In 1998, Orr drew criticism for remarks made in an interview with Haaretz journalist Daniel Ben Simon, in which he criticized Sephardi Jews as "Unwilling to hear, learn and understand life to know what's good and what's bad for them", as well as stating Moroccan Jews were "Not eager to understand their surroundings". Orr's remarks were criticized by Labor leader Ehud Barak and President Ezer Weizman, with the latter calling for Orr's retirement from politics. Orr apologized for the remarks, and argued Ben-Shimon had mis-represented his views in the original article. Orr was not included on One Israel's electoral list in the 1999 election on procedural grounds, losing his seat as a result.

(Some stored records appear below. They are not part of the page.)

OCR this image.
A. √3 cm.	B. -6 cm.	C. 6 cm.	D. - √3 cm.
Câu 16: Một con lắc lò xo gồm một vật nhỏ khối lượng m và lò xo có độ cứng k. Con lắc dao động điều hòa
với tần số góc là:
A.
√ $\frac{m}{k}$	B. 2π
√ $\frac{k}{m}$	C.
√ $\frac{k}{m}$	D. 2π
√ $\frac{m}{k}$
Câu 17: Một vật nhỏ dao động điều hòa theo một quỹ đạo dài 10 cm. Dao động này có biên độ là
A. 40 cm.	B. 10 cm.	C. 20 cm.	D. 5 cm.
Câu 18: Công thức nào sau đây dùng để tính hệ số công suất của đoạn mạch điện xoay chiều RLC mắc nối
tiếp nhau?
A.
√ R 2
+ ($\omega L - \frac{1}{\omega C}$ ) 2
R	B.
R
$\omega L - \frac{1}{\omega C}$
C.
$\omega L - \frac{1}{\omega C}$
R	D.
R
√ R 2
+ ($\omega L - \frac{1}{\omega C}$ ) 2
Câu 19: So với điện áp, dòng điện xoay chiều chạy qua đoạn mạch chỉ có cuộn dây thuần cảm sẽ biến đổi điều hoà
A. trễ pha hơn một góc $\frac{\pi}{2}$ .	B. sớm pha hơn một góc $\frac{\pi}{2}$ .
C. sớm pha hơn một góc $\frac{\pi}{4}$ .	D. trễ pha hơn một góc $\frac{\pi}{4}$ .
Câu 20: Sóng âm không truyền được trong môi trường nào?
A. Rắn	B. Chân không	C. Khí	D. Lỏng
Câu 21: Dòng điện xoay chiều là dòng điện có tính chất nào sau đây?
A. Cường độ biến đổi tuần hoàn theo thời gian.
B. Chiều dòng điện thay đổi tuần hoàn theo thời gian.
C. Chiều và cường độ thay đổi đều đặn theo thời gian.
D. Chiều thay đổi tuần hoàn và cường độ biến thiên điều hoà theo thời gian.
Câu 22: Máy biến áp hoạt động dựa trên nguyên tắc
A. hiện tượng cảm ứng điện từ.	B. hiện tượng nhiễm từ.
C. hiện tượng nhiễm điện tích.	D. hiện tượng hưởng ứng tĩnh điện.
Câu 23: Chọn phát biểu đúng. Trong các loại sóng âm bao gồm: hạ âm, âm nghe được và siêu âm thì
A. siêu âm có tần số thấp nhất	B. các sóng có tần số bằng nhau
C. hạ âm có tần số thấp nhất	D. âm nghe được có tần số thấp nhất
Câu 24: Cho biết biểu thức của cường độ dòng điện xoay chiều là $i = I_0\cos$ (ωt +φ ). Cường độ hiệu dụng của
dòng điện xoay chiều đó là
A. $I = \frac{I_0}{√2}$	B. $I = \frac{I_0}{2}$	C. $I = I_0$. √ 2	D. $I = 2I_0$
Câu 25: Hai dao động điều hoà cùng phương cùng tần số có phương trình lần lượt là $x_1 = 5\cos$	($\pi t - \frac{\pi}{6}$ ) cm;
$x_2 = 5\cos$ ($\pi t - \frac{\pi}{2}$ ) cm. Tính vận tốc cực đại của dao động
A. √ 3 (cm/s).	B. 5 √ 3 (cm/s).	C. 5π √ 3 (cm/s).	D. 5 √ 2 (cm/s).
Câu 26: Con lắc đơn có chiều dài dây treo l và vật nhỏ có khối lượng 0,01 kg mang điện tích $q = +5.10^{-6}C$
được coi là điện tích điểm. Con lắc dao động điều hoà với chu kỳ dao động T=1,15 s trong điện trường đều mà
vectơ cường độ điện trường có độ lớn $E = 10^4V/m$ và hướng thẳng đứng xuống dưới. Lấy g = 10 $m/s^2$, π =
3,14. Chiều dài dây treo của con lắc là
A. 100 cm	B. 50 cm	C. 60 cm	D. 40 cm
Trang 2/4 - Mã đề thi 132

In August 1999, Orr was appointed by Barak to serve as Chairman of the Board of Israel Aerospace Industries. He served in the role until 2005. (Note: Orr remained on the board after his chairmanship expired in August 2002, and was appointed Interim chairman at the beginning of every board session until the appointment of a new director in July of 2005) In 2005, he headed a committee that reviewed government funding for the security of Jewish Enclaves in East Jerusalem. Orr currently serves as Chairman of the Board of the Council for Conservation of Heritage Sites in Israel.

Orr is the author of two biographical books: Follow Me (1994) (Hebrew: אחרי), and These are My Brothers (2003) (Hebrew: אלה האחים שלי).

== Political views ==
In 1988, Orr spoke in favor of a negotiated Two-state solution with the Palestine Liberation Organization. In 1993, he opposed a return to the 1967 borders through negotiations wih the Palestinian Authority and Syrian Government, stating an agreement could not include a partition of Jerusalem or the evacuation of all settlements.

==Personal life==
He is married and has three children.